Perineuronal nets in brain physiology and disease

Abstract

Perineuronal nets (PNNs) in the brain are condensed glycosaminoglycan-rich extracellular matrix structures with heterogeneous composition yet specific organization. They typically assemble around a subset of fast-spiking interneurons that are implicated in learning and memory. Owing to their unique structural organization, PNNs have neuroprotective capacities but also participate in signal transduction and in controlling neuronal activity and plasticity. In this review, we define PNN structure in detail and describe its various biochemical and physiological functions. We further discuss the role of PNNs in brain disorders such as schizophrenia, bipolar disorder, Alzheimer disease and addictions. Lastly, we describe therapeutic approaches that target PNNs to alter brain physiology and counter brain dysfunction.

Introduction

The extracellular matrix (ECM) represents 10–20% of the brain volume [1]. In this matrix, glycosaminoglycans (GAGs) play a crucial structural role with hyaluronan (HA) being the major component [2]. Three different ECM compartments exist in the central nervous system (CNS): basement membrane, diffuse matrix and condensed matrix [3]. Basement membrane is a sheet-like layer made with collagen and laminin that forms a border between endothelial and parenchymal tissue. Diffuse matrix is present in the neural interstitials of brain parenchyma while condensed matrix called perineuronal nets (PNNs) forms around a subset of neurons. These two matrices are further enriched in proteoglycans (PGs).

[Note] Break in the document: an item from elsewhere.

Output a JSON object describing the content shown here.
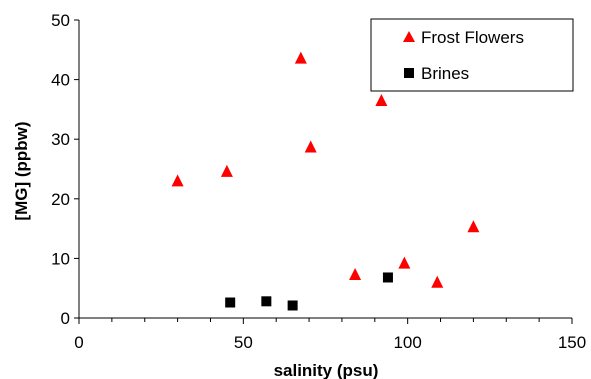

PNNs were discovered over a century ago by Camillo Golgi but their components and organization are still not fully understood. They are rather heterogeneous structures that enwrap cell bodies and dendrites leaving holes for synaptic contacts. The most common histological technique to detect PNNs is by using the lectin Wisteria floribunda agglutinin (WFA) which recognizes the N-acetylgalactosamine of sugar chains present in the majority (>80%) of PNNs. WFA histology has revealed PNNs throughout the brain but mostly around fast-spiking parvalbumin interneurons (PV cells), which are highly active neurons that need a specialized microenvironment. In order to probe PNN function, loss of function experiments typically use chondroitinase ABC (ChABC), which is an enzyme that degrades chondroitin sulfate GAGs down to their disaccharide building blocks. This enzyme can be injected directly into the brain and has revealed the importance of PNNs in PV cell activity, in learning and memory and in certain pathologies.

In this review, we provide a description of known PNN components and subsequent variations that lead to its great heterogeneity. We illustrate how PNNs act as a physical barrier, interact with signaling molecules and regulate neuronal activity. We also describe its role in various brain functions and its ensuing implication in several brain disorders. Finally, we survey approaches to change PNN expression, which include not only ChABC but also genetic models and more precise molecular tools. Ongoing research into PNNs promises to further our understanding of brain physiology and animal behavior and provide us with novel therapeutics.